J.G. de Labat van Alphen, magistrate, author and collector of prehistoric remains, passed the matriculation examination of the University of the Cape of Good Hope in 1892. After serving as an assistant teacher in government schools for two years he entered the civil service of the Cape Colony in January 1895 as a clerk in the magistrate's office of the Wodehouse district at Dordrecht, Eastern Cape. During the next few years he worked at several other places in the Cape Colony, from 1898 also as acting Dutch interpreter and translator at the Eastern Districts Court in Grahamstown. In 1902 he was appointed assistant magistrate at Jansenville and after serving in several other towns became chief clerk in the Attorney-General's office, Cape Town, in August 1908. During these years he had continued studying in private, passing the examinations of the University of the Cape of Good Hope (an examining body only) and was awarded the BA degree in Literature and Philosophy in 1907. He subsequently worked as assistant magistrate and later magistrate in Hopefield (to 1913), Cape Town, Tarkastad (from 1915) and other places, including Barkley West (1929) and Worcester (1930), until his retirement in 1935.

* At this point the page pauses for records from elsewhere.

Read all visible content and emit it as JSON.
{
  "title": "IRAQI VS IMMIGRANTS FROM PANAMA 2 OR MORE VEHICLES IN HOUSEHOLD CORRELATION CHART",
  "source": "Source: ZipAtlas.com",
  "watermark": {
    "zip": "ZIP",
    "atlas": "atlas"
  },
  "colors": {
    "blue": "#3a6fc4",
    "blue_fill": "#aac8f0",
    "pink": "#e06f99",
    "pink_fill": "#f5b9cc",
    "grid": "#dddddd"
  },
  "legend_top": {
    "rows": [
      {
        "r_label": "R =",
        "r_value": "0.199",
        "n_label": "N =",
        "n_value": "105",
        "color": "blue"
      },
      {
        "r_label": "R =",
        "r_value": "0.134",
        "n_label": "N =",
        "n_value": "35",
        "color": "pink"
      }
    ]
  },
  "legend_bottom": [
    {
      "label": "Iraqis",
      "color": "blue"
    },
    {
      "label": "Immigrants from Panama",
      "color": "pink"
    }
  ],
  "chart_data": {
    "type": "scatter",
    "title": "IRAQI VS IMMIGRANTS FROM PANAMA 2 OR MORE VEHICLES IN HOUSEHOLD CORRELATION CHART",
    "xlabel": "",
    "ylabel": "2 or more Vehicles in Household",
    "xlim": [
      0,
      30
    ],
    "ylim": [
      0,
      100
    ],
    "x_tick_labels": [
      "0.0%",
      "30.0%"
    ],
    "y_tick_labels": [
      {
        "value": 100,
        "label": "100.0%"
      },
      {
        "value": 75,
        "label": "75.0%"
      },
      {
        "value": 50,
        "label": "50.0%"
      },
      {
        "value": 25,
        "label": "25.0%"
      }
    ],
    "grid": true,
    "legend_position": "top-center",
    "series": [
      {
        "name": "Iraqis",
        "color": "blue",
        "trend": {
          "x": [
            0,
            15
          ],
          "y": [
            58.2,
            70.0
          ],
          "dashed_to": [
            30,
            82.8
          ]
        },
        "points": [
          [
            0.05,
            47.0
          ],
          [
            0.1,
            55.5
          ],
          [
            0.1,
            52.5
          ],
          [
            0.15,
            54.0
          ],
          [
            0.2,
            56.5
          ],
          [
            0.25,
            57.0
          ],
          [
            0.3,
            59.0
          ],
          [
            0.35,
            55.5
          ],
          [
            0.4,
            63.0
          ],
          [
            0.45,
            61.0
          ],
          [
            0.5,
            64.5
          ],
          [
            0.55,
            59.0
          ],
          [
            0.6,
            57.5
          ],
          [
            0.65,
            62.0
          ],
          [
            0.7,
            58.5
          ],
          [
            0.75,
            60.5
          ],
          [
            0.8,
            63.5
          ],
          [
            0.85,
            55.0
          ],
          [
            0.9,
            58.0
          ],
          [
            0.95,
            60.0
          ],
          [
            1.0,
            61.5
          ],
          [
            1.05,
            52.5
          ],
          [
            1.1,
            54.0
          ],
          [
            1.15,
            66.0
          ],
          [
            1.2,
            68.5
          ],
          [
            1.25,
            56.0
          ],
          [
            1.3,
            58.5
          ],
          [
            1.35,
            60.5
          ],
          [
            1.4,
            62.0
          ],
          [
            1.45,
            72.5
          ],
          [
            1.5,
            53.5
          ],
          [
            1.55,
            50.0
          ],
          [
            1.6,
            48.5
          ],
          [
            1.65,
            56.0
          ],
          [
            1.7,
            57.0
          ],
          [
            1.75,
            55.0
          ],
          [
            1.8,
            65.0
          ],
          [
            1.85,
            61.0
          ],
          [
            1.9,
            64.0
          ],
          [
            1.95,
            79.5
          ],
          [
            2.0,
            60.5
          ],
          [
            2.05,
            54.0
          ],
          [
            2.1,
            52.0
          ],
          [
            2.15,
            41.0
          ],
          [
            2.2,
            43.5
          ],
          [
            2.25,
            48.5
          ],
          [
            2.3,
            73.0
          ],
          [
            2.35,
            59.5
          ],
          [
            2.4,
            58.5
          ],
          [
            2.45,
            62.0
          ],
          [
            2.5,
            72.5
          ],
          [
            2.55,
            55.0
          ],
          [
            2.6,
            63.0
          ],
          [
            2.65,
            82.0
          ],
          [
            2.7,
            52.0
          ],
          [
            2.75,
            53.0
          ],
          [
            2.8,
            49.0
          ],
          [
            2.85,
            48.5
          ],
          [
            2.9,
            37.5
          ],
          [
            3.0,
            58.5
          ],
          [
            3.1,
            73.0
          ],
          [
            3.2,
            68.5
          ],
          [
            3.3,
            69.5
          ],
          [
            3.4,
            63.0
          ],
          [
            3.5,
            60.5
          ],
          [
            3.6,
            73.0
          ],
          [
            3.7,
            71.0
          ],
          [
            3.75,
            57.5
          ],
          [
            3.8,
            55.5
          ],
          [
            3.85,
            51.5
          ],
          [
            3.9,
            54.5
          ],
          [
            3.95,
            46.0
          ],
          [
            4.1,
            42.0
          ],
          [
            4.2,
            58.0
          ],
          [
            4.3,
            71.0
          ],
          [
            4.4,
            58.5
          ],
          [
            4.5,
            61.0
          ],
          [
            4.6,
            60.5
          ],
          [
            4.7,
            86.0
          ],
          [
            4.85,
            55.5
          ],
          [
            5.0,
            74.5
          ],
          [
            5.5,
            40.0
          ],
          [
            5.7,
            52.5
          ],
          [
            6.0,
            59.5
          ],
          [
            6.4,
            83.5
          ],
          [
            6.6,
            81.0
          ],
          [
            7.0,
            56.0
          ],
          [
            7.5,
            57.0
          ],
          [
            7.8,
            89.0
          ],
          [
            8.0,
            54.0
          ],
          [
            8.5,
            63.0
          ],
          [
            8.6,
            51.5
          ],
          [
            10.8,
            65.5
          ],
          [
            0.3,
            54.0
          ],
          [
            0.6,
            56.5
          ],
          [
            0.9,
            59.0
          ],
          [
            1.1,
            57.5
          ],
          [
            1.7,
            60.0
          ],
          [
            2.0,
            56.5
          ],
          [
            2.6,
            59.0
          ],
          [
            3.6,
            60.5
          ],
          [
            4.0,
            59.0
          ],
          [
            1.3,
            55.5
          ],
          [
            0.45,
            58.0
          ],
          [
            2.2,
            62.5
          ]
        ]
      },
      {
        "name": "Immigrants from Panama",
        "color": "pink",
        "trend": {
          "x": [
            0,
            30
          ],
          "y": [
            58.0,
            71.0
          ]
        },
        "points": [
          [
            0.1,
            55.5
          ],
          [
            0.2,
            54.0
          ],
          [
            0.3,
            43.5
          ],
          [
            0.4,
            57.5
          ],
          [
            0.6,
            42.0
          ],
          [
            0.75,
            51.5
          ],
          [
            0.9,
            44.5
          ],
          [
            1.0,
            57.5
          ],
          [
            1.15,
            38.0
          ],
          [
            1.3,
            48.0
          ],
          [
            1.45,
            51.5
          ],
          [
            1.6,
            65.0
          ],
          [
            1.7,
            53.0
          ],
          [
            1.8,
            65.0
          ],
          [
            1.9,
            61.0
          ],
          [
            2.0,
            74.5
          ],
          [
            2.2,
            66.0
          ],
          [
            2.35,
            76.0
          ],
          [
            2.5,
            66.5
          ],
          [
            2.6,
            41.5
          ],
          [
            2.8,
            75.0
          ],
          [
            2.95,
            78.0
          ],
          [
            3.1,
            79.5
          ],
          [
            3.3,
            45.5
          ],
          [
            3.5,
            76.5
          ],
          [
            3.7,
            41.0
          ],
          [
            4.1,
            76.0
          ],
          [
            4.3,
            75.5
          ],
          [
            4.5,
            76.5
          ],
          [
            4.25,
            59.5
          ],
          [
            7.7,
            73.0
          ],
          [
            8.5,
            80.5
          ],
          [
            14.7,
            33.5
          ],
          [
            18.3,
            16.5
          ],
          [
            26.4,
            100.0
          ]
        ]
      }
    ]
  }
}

Van Alphen had a life-long interest in South African prehistory. He was involved in several significant discoveries, including that of the Canteen Koppie skull at Barkley West, which he presented to the McGregor Museum in Kimberley. Among others he collected stone artefacts at Pniel River, Barkley West and Windsorton. His finds went to the South African Museum, Cape Town, the Archaeological Survey, Johannesburg, and the British Museum (Natural History). In 1929 he wrote an article on 'Stone implements in South Africa' which was published in Die Huisgenoot in two parts (13 December 1929 and 28 March 1930).
Van Alphen was the author of a novel, Jan Venter, SAP, a plain narrative of everyday life at a South African police out-station (Cape Town, 1929). He was survived by his wife, a son and a daughter.